Moody’s announcement last month that it had downgraded France’s sovereign-credit rating by one notch from its “AAA” rating prompted one blogger to poke fun at rating agencies’ tendency either to get things completely wrong or to recognize suddenly a crisis that had long been staring them in the face. The blogger joked: “If this recognition by a rating agency that France has problems is an example of the first failing, a recovery must have begun; if it is an example of the second failing, the country faces a dire reckoning.”
French President Francois Hollande’s government claims to have awoken to the threat. In a recent interview, French Finance Minister Pierre Moscovici likened the measures being undertaken to reduce the country’s debt burden and restore competitiveness to a “Copernican revolution … because these choices were not clear for a French government or for a center-left government.”
As proof of this new realism, the government has been trumpeting its response to the set of policy recommendations that a panel led by the business executive Louis Gallois presented two weeks before the downgrade. The response is centered on a payroll-tax cut, which will be offset by spending cuts and a higher value-added tax.
Before the downgrade, Moody’s said that the decision would be based on whether the government heeded the Gallois report’s call for a “competitiveness shock” to France’s economy. The downgrade thus suggests that Moody’s considered the government’s response insufficient.
In fact, this negative verdict barely scratches the surface of France’s predicament.
The underlying explanation lies in the culture and prejudices of France’s governing elite, the so-called grands commis formed by the National Civil Service School of which Hollande is an alumnus. In this world, a just society requires a state-directed economy.
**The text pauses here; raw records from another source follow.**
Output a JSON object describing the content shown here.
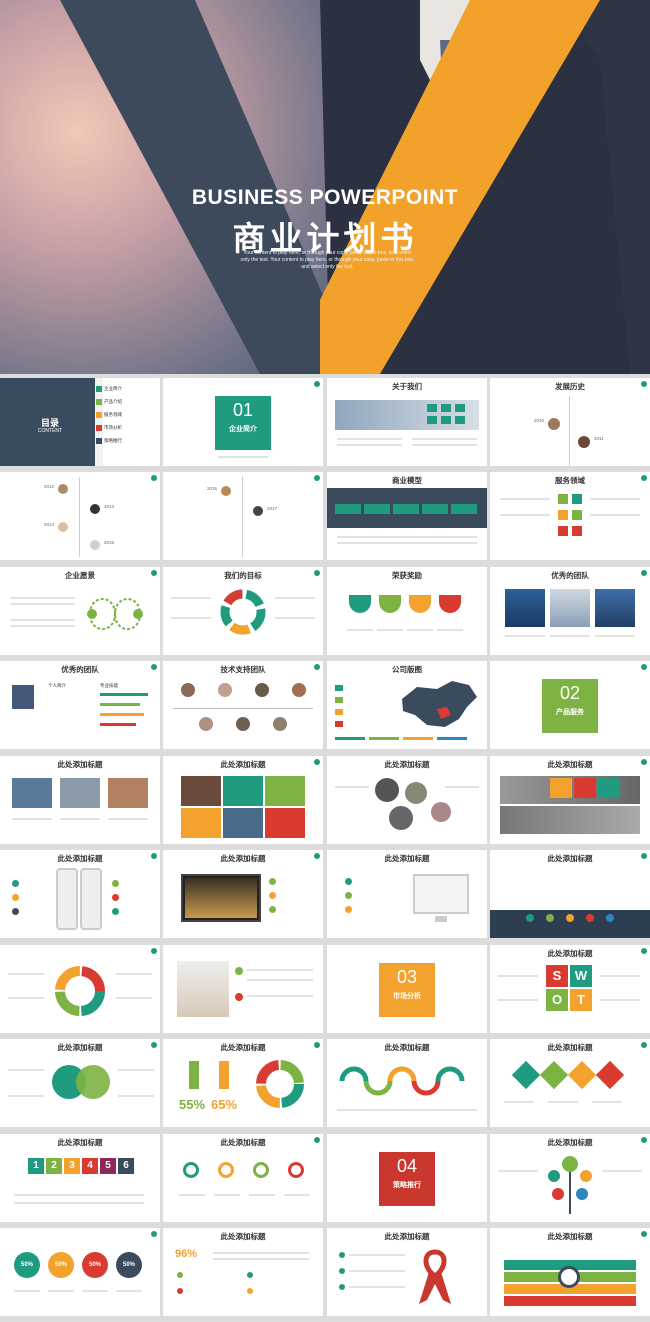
{
  "hero": {
    "title_en": "BUSINESS POWERPOINT",
    "title_cn": "商业计划书",
    "subtitle": "Your content to play here, or through your copy, paste in this box, and select only the text. Your content to play here, or through your copy, paste in this box, and select only the text."
  },
  "toc": {
    "title": "目录",
    "sub": "CONTENT",
    "items": [
      "企业简介",
      "产品介绍",
      "服务领域",
      "市场分析",
      "策略推行"
    ]
  },
  "slides": {
    "s2_num": "01",
    "s2_label": "企业简介",
    "s3": "关于我们",
    "s4": "发展历史",
    "s4_years": [
      "2010",
      "2011"
    ],
    "s5_years": [
      "2012",
      "2013",
      "2014",
      "2015"
    ],
    "s6_years": [
      "2016",
      "2017"
    ],
    "s7": "商业模型",
    "s8": "服务领域",
    "s9": "企业愿景",
    "s10": "我们的目标",
    "s11": "荣获奖励",
    "s12": "优秀的团队",
    "s13": "优秀的团队",
    "s13_a": "个人简介",
    "s13_b": "专业技能",
    "s14": "技术支持团队",
    "s15": "公司版图",
    "s16_num": "02",
    "s16_label": "产品服务",
    "h": "此处添加标题",
    "s35_num": "03",
    "s35_label": "市场分析",
    "s36": [
      "S",
      "W",
      "O",
      "T"
    ],
    "s38_pct": [
      "55%",
      "65%"
    ],
    "s45_nums": [
      "1",
      "2",
      "3",
      "4",
      "5",
      "6"
    ],
    "s47_num": "04",
    "s47_label": "策略推行",
    "s49_pct": [
      "50%",
      "50%",
      "50%",
      "50%"
    ],
    "s50_pct": "96%"
  },
  "colors": {
    "navy": "#3b4b5e",
    "orange": "#f3a32d",
    "teal": "#1f9b7f",
    "green": "#7cb342",
    "red": "#d93b30",
    "blue": "#2e86c1"
  }
}
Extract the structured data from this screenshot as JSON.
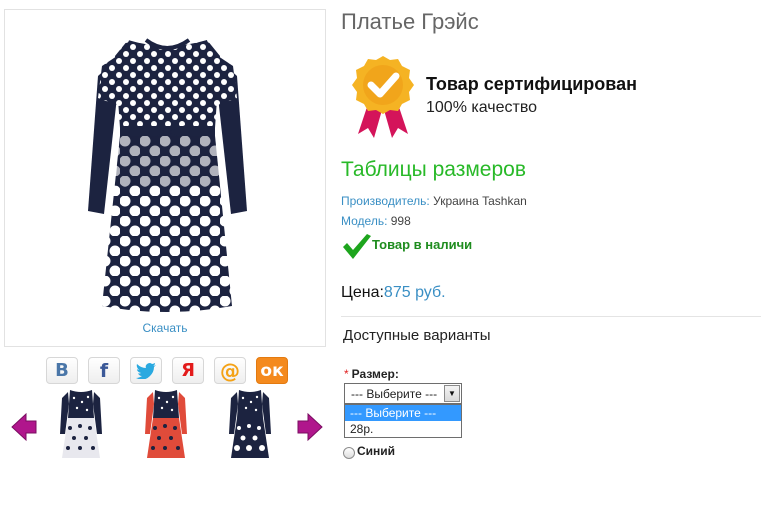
{
  "product": {
    "title": "Платье Грэйс",
    "download_label": "Скачать"
  },
  "social": [
    {
      "name": "vk",
      "glyph": "В"
    },
    {
      "name": "facebook",
      "glyph": "f"
    },
    {
      "name": "twitter",
      "glyph": "🐦"
    },
    {
      "name": "yandex",
      "glyph": "Я"
    },
    {
      "name": "mail",
      "glyph": "@"
    },
    {
      "name": "odnoklassniki",
      "glyph": "ок"
    }
  ],
  "certificate": {
    "title": "Товар сертифицирован",
    "subtitle": "100% качество"
  },
  "size_table_link": "Таблицы размеров",
  "meta": {
    "manufacturer_key": "Производитель:",
    "manufacturer_value": "Украина Tashkan",
    "model_key": "Модель:",
    "model_value": "998"
  },
  "stock_text": "Товар в наличи",
  "price": {
    "label": "Цена:",
    "value": "875 руб."
  },
  "variants": {
    "heading": "Доступные варианты",
    "size_label": "Размер:",
    "required_mark": "*",
    "selected": "--- Выберите ---",
    "options": [
      "--- Выберите ---",
      "28р."
    ],
    "color_option": "Синий"
  },
  "colors": {
    "link": "#3a8fc4",
    "green": "#28b928",
    "badge_gold": "#f5b323",
    "ribbon": "#d4145a",
    "arrow": "#b0168c"
  }
}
This dedication to dirigisme has spawned among the ruling elite a sense of entitlement and hostility to business.
Criticism of this anti-business approach is usually dismissed in France as “ultra-liberal” flailing against the “social model” that the French nation has embraced. However, the example set by Scandinavian countries, which combine a generous welfare state with pro-business policies and traditions, repudiates such claims.
The main difference between the failing French model and the more successful Scandinavian approach lies not in welfare “outputs” — many public services in France, such as the healthcare system, remain among the best in the world — but in how they are financed. The Scandinavian social compact rests on the understanding that citizens must pay high taxes in exchange for public services.
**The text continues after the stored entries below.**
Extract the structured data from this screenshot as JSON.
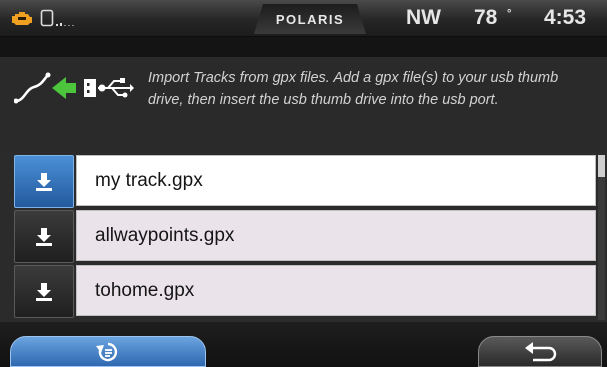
{
  "status_bar": {
    "brand": "POLARIS",
    "heading": "NW",
    "temperature": "78",
    "temperature_unit": "°",
    "clock": "4:53",
    "icons": [
      "engine-warning-icon",
      "phone-icon",
      "signal-icon"
    ]
  },
  "info": {
    "text": "Import Tracks from gpx files. Add a gpx file(s) to your usb thumb drive, then insert the usb thumb drive into the usb port.",
    "icons": [
      "track-icon",
      "import-arrow-icon",
      "usb-icon"
    ]
  },
  "files": [
    {
      "name": "my track.gpx",
      "selected": true
    },
    {
      "name": "allwaypoints.gpx",
      "selected": false
    },
    {
      "name": "tohome.gpx",
      "selected": false
    }
  ],
  "bottom_bar": {
    "left_icon": "route-recalc-icon",
    "right_icon": "back-icon"
  },
  "colors": {
    "accent_blue": "#3a7cc8",
    "engine_icon": "#f0a020",
    "import_arrow": "#4cc43c"
  }
}
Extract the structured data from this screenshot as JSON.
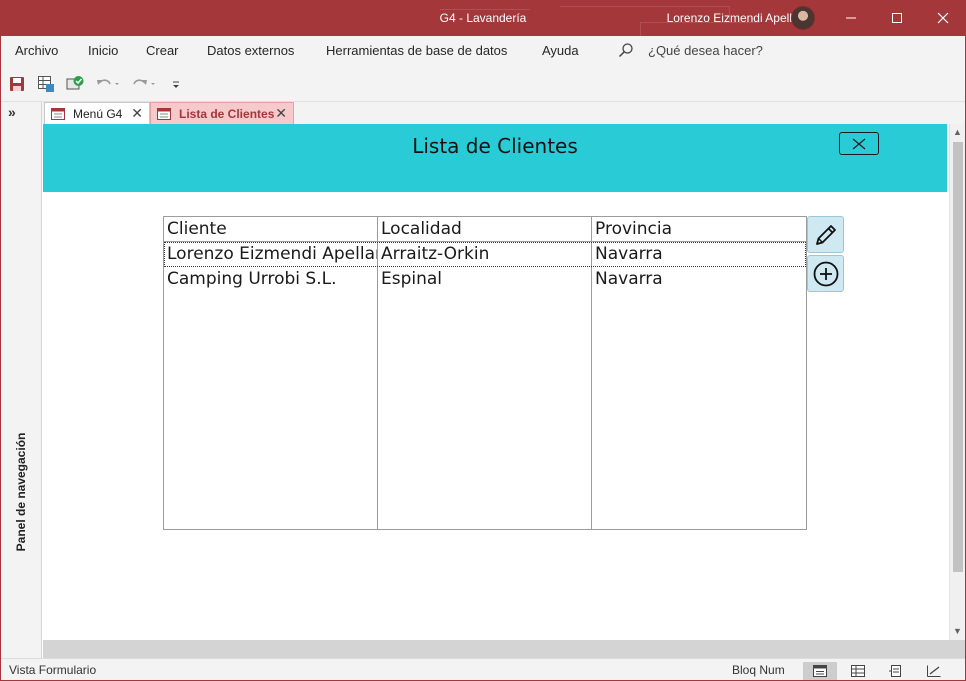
{
  "window": {
    "title": "G4 - Lavandería",
    "user_name": "Lorenzo Eizmendi Apellaniz",
    "accent_color": "#a4373a"
  },
  "menu": {
    "items": [
      "Archivo",
      "Inicio",
      "Crear",
      "Datos externos",
      "Herramientas de base de datos",
      "Ayuda"
    ],
    "tell_me": "¿Qué desea hacer?"
  },
  "quick_access": {
    "icons": [
      "save-icon",
      "datasheet-view-icon",
      "sync-check-icon",
      "undo-icon",
      "redo-icon",
      "customize-icon"
    ]
  },
  "nav_pane": {
    "label": "Panel de navegación",
    "toggle_icon": "double-chevron-right-icon"
  },
  "tabs": [
    {
      "label": "Menú G4",
      "active": false
    },
    {
      "label": "Lista de Clientes",
      "active": true
    }
  ],
  "form": {
    "title": "Lista de Clientes",
    "header_color": "#29ccd6",
    "close_icon": "close-icon"
  },
  "datasheet": {
    "columns": [
      "Cliente",
      "Localidad",
      "Provincia"
    ],
    "rows": [
      [
        "Lorenzo Eizmendi Apellaniz",
        "Arraitz-Orkin",
        "Navarra"
      ],
      [
        "Camping Urrobi S.L.",
        "Espinal",
        "Navarra"
      ]
    ]
  },
  "side_buttons": {
    "edit_icon": "pencil-icon",
    "add_icon": "plus-circle-icon"
  },
  "status_bar": {
    "text": "Vista Formulario",
    "num_lock": "Bloq Num"
  }
}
While French public spending — which stood at 56 percent of GDP last year — is at or above Scandinavian levels, French households pay lower tax rates on consumption and personal income. The gap is bridged by a mixture of deficit spending and high taxation on employment.
Relentless government borrowing and high payroll taxes (employer-paid social security) have long sustained citizens’ illusion that they are getting something for nothing, while perpetuating successive governments’ misconception that taxing business is a painless way of financing welfare and public services. However, it is increasingly apparent that this approach has undermined public finances and competitiveness — and that households end up picking up the tab. Now, citizens are facing higher taxes and cuts to public services.
Defenders of the French system quibble over labor-cost statistics in their efforts to prove that France is not so different from its main European trading partners. However, the facts of the last decade paint a different picture.
The burden of payroll taxes, together with overweening labor market regulation, stifles entrepreneurship. If Hollande’s tax hikes — on income, dividends, capital gains and capital assets — are not enough to deter entrepreneurs, the cost of hiring workers and the difficulty of firing them remain disincentives.
Far from signifying a pro-business shift, Hollande’s government’s response to the Gallois report reflects an enduring interventionist mentality. Instead of implementing deep and permanent cuts in payroll taxes on businesses, the government will give companies a 20 billion euro (US$26 billion) income-tax credit over the next two years.
And, with companies required to apply the rebated cash to investment and job creation, the government has portrayed the measure as a cut in taxes on labor that will boost employment. However, a temporary tax break cannot change incentives.
Once again, French lawmakers are acting on the conviction that they know better than market participants. Apart from promises to reduce employment regulation, the new measures boil down to officials directing state money to companies and projects of their choosing.
So the death rattle of the French economic model continues. What remains to be seen is how the end will come. And, whether it comes in the form of a capital strike by foreign bondholders, or of domestic labor strikes and wider social and political unrest, France’s leaders remain entirely unprepared for the inevitable.
Brigitte Granville is a professor of international economics and economic policy at Queen Mary, University of London.